3D Printing A Bunch of Strawberry Stands for the Garden- This May Be a Never Ending Job
Welcome back to the @run-a-muck-farms laboratory where I am cooking up a whole bunch of strawberry split stands on the 3D printer. This is my first year with growing strawberries, so every day is a learning experience, haha. One thing I do know is that it's best if you don't let the berries touch the soil because it can cause them to start to rot prematurely. Well, I had started a bunch of these before and had already had them in the garden, but what I have learned is how far these plants spread out.
So needless to say, it's time to print more stands and expand out becuase my strawberry gardens are starting to really get going.
As they start to finish up, I have been taking them out to the garden and putting them in the hot spots with the plants that have been spreading out the most.
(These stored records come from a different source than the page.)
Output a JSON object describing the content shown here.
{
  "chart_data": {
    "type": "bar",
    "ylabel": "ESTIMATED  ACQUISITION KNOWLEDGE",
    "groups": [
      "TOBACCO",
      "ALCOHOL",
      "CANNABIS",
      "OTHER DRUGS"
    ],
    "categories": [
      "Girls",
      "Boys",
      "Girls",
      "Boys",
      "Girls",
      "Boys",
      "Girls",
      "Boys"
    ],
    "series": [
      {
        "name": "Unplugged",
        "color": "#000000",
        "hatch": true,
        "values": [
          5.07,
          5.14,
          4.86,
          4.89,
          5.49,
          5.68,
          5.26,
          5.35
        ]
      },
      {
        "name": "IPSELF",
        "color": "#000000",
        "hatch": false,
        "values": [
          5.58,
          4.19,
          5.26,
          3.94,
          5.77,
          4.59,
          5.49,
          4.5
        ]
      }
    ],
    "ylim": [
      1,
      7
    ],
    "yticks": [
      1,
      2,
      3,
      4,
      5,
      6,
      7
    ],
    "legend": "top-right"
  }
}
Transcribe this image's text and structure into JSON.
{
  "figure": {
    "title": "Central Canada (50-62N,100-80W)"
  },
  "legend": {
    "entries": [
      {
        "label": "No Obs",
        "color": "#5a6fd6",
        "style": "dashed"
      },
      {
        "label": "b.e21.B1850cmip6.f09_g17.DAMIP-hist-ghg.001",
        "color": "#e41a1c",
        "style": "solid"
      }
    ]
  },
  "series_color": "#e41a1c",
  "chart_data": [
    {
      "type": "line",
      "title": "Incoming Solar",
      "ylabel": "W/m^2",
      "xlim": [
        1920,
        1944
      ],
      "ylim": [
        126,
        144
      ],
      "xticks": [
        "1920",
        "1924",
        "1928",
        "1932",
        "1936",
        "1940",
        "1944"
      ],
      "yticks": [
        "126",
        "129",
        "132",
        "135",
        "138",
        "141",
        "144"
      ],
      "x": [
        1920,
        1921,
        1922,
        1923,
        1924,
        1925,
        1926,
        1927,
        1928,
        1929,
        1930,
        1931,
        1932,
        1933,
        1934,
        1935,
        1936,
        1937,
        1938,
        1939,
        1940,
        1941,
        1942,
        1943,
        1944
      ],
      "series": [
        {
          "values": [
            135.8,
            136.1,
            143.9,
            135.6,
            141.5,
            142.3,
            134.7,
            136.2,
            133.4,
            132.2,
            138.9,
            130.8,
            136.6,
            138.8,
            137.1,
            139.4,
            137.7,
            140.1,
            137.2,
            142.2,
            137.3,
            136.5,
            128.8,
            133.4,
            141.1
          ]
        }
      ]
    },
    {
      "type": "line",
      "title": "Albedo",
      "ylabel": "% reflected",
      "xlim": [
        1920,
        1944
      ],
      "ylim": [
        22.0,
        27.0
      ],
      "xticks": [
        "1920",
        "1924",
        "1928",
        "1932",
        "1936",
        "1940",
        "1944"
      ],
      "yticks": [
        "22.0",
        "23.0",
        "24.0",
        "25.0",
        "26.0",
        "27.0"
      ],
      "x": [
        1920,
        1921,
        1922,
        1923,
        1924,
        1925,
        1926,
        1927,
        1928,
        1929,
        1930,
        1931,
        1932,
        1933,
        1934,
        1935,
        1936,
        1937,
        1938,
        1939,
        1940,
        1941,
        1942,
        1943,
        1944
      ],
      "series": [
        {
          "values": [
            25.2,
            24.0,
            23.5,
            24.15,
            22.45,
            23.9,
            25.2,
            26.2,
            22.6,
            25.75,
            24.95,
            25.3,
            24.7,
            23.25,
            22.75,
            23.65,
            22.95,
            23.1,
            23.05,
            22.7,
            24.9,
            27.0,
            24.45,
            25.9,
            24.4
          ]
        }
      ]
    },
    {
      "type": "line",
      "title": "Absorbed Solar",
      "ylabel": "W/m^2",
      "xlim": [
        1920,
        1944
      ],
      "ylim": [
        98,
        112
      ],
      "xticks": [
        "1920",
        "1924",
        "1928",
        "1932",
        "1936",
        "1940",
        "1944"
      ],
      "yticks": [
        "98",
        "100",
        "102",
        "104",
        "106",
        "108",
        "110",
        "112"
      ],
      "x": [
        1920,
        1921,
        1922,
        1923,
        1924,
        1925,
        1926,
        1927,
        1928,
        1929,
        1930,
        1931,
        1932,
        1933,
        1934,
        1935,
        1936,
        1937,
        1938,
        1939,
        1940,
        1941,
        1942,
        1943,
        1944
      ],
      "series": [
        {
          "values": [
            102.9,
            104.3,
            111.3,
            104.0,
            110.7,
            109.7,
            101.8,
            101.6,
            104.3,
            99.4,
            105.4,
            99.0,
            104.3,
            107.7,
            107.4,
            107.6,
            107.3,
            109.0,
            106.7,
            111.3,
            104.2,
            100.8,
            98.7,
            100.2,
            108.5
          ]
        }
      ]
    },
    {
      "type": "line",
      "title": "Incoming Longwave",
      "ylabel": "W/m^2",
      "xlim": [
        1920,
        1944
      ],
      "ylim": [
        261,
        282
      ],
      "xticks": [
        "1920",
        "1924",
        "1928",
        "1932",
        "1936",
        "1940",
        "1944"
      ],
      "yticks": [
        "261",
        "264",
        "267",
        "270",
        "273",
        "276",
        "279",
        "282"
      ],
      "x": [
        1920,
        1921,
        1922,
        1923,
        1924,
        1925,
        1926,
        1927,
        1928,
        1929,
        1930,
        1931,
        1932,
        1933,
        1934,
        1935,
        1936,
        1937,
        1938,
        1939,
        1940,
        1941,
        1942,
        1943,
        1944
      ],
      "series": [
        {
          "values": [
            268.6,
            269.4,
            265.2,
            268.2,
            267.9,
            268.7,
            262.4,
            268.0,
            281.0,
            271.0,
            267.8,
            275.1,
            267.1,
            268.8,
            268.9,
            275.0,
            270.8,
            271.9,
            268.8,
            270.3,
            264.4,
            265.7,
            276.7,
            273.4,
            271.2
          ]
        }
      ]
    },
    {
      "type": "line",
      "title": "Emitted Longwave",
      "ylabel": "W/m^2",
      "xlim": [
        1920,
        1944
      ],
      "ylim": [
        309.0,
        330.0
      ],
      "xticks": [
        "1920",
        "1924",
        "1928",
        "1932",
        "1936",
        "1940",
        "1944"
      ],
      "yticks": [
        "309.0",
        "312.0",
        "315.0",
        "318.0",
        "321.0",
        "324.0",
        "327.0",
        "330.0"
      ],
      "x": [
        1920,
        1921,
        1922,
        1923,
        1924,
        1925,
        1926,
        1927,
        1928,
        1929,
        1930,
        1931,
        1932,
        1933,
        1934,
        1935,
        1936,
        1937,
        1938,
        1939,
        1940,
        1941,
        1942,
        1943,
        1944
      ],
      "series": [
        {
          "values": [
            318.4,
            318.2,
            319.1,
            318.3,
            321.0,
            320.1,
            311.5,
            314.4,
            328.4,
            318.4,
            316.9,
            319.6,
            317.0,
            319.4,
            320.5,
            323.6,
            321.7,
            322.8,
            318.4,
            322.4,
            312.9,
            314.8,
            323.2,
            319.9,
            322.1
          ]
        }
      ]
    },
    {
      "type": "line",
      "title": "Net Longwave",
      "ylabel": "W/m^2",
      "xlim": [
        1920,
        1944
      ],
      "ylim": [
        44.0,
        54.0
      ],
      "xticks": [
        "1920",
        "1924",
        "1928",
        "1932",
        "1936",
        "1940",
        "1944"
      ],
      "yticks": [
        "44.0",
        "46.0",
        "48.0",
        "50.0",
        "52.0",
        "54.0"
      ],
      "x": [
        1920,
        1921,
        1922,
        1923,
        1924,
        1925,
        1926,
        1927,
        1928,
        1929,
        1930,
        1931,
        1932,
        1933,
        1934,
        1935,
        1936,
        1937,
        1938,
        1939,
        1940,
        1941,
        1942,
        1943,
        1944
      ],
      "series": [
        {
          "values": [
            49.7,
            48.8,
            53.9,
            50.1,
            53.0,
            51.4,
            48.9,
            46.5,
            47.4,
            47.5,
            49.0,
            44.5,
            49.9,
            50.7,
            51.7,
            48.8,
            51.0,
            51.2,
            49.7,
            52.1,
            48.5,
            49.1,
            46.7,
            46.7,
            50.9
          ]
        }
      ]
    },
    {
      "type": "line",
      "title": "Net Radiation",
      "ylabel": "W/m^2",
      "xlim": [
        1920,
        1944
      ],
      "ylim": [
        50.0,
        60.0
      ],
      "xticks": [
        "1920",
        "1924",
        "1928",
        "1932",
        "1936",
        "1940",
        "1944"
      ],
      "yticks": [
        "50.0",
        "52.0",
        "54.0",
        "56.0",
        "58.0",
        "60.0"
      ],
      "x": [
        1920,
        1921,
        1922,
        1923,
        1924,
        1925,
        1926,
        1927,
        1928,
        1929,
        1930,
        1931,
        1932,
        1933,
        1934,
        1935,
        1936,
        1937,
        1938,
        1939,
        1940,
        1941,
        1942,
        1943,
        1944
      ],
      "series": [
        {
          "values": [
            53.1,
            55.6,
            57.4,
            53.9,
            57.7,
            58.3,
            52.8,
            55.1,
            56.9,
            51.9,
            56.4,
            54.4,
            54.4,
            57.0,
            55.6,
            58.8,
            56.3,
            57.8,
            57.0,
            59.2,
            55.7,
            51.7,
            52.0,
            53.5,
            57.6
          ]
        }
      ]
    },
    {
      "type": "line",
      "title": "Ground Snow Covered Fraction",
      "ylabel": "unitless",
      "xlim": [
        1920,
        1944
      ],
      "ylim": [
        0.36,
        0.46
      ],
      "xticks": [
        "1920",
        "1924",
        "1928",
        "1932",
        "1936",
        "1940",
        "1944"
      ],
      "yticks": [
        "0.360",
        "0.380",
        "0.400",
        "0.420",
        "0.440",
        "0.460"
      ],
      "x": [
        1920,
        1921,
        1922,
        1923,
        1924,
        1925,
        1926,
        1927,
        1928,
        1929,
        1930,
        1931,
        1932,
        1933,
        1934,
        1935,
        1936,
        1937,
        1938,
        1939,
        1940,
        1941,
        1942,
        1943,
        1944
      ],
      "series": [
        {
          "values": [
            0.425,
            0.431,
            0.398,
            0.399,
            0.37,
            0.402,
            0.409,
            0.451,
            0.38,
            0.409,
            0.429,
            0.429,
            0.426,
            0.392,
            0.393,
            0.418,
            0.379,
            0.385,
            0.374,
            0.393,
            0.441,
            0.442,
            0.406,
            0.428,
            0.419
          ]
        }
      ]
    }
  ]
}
These stands are split in half by design so they can be wrapped around as needed. The best thing I have found is to slighly over lap them to branch out with another layer around each plant.
Some obviously needed more than others and so as you expand, you start to overlap the stands with the neighboring plants. This is fine because the goal of this is to eventually cover the entire bed with these stands as the plants grow out and I get more delicious berries!
So the printers are about to be working 24 hours a day for a while until I have enough of these stands to go all around the beds. I now have 3 strawberry beds so I have a bunch of printing to do. I am going to also scale down the design to fit my smaller printer so I can get more pumped out and put out in the garden as these things really start to pick up some growing speed!
I feel every homestead needs a 3D printer. You can do so much with them, all it takes is a roll of plastic, an imagination, and some files from the internet on sites like Thingiverse, Printables, and others, or go out there and learn to design your own 3D products using something like Tinkercad.
Until next time...
Keep being ungovernable, grow fresh food, and just enjoy your life!
Posted Using INLEO
!BBH
Have you printed them using ABS ir ASA?
PETG
Ok is also good.
I was asking since they Will be outside
Yeah, PETG can handle the heat. It's what I make all my planters, hydroponics gear, and really everything other than what I print in TPU which is mostly drone parts, lol.
EDIT: Hell, I make gun parts with PETG and put bullets through it. It's some pretty strong stuff.